Earlier last month, the Energy Department approved a second LNG export terminal — this time in Texas. The Freeport LNG terminal is 50% owned by ConocoPhillips (NYSE:COP), and will be able to export up to 1.4 billion cubic feet of LNG per day. Other owners of the terminal include The Dow Chemical Company (NYSE:DOW) and Osaka Gas.

Department of Natural Resources Commissioner Dan Sullivan also recommended that Alaska export terminals should be considered. He stated that, “You have essentially zero resource risk — that is huge,” referring to the State’s plentiful supply of natural gas and the fact that it is already being produced, as well as the fact that unlike the lower 48 states, Alaska can export directly to customers such as those in East Asia without the “choke points” that are a result of having to go through riskier places such as the Panama Canal.

This would benefit Conoco even more, because it is part of a group effort with other oil majors dedicated to invest over $1 billion over the next five years in Alaska’s North Slope. Alaskan tax reform relating to oil was a big incentive for the decision. Conoco owns 36% of the Prudhoe Bay field.

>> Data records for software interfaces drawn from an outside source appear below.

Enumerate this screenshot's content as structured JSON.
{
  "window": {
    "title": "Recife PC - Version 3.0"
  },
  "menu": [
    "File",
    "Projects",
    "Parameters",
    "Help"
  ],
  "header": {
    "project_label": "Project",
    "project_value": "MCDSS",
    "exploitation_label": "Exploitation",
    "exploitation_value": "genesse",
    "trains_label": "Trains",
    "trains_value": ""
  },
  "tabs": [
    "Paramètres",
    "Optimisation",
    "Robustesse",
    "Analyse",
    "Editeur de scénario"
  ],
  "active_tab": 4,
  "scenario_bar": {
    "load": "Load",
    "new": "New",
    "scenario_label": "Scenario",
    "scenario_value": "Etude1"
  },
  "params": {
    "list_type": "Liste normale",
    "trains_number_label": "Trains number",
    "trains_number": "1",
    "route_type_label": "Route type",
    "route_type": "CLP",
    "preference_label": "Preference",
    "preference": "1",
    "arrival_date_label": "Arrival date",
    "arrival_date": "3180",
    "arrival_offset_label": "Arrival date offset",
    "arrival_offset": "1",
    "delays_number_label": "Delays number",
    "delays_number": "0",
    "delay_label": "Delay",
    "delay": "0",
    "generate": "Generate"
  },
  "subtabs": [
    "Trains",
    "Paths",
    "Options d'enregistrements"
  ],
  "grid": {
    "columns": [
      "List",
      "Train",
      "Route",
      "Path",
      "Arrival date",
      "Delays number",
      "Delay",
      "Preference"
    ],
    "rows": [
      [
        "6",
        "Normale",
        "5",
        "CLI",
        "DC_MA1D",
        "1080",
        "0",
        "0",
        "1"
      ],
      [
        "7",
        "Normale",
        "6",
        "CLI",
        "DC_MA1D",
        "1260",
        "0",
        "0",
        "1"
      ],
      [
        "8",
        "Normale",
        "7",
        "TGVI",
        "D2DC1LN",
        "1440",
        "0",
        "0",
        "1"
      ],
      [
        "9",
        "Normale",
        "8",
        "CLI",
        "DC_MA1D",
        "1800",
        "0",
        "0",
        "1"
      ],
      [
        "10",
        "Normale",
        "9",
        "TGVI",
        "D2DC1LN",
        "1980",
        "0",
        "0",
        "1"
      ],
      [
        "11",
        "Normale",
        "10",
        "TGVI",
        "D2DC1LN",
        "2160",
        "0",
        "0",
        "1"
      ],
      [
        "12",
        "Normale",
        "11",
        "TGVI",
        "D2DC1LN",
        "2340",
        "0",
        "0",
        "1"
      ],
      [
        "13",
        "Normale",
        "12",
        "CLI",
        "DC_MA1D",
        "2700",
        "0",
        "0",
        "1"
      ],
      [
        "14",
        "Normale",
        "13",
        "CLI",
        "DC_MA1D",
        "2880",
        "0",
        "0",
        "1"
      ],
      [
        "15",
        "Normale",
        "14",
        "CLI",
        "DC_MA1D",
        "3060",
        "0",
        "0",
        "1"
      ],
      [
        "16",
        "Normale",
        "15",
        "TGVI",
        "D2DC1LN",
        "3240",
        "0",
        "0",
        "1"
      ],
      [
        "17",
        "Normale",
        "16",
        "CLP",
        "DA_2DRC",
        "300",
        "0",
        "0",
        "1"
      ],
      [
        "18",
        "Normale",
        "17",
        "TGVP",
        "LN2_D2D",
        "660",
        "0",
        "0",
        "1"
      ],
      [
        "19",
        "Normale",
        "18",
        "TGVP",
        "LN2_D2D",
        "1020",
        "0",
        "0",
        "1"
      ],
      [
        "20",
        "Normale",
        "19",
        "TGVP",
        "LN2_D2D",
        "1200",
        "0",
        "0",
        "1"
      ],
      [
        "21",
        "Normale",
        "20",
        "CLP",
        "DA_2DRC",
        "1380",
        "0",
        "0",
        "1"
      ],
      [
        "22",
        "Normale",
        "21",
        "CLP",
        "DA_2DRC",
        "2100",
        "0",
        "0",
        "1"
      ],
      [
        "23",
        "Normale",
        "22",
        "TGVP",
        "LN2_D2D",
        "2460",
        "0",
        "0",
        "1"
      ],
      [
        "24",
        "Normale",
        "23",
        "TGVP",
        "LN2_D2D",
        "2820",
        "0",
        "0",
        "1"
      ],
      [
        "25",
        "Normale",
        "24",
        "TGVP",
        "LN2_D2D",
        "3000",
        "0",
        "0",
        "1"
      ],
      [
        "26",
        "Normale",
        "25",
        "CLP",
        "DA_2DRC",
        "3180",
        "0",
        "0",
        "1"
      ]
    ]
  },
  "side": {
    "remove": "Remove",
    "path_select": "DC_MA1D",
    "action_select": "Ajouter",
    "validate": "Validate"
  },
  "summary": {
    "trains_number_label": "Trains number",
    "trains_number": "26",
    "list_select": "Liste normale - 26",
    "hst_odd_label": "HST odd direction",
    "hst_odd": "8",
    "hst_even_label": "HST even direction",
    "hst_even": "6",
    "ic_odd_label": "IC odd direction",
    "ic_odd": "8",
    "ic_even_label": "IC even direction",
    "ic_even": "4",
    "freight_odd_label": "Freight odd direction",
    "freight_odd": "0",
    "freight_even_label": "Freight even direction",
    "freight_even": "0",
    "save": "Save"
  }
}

Conoco also has plans with BP plc (ADR) (NYSE:BP) and Exxon Mobil Corporation (NYSE:XOM) to bring gas from the North slope to the southern Alaskan coast, in order to hopefully one day be able to export it in the form of liquefied natural gas.

And now back to Exelon…

So, how will the exporting of natural gas affect Exelon? This is yet to be known, and exporting may take a long time to get started — and that’s assuming more terminals get approved. One report commissioned by the Department of Energy done by the Energy Information Administration on prices expects natural gas prices to increase between 3% and 9% if exports pick up, with a 1% to 3% rise in utility bills for residential consumers.

It doesn’t look like increasing natural gas prices are going to be Exelon’s savior any time soon, so looking at the company currently, things look like they may continue to be a little rough.

Exelon’s financial condition isn’t ideal, but despite the increasing long-term debt, the company has managed to drop its debt/equity ratio over the years. While nobody likes to see a dividend cut, in Exelon’s case, it will give the beaten-down utility more financial flexibility to hopefully clean up its balance sheet and find a way to increase profitability — as well as avoid a credit downgrade.

Increased revenue is matched with a huge drop in earnings. The good news, however, is that earnings are supposed to pick up going forward, and with annual EPS estimates of $2.49, the company is trading at around 13.5 times forward earnings.

The bottom line

Purchasing shares of Exelon today carries more risk than a traditional utility stock. The safety and high-yield usually associated with utilities simply isn’t there. Buy Exelon if you believe in the company’s turnaround story.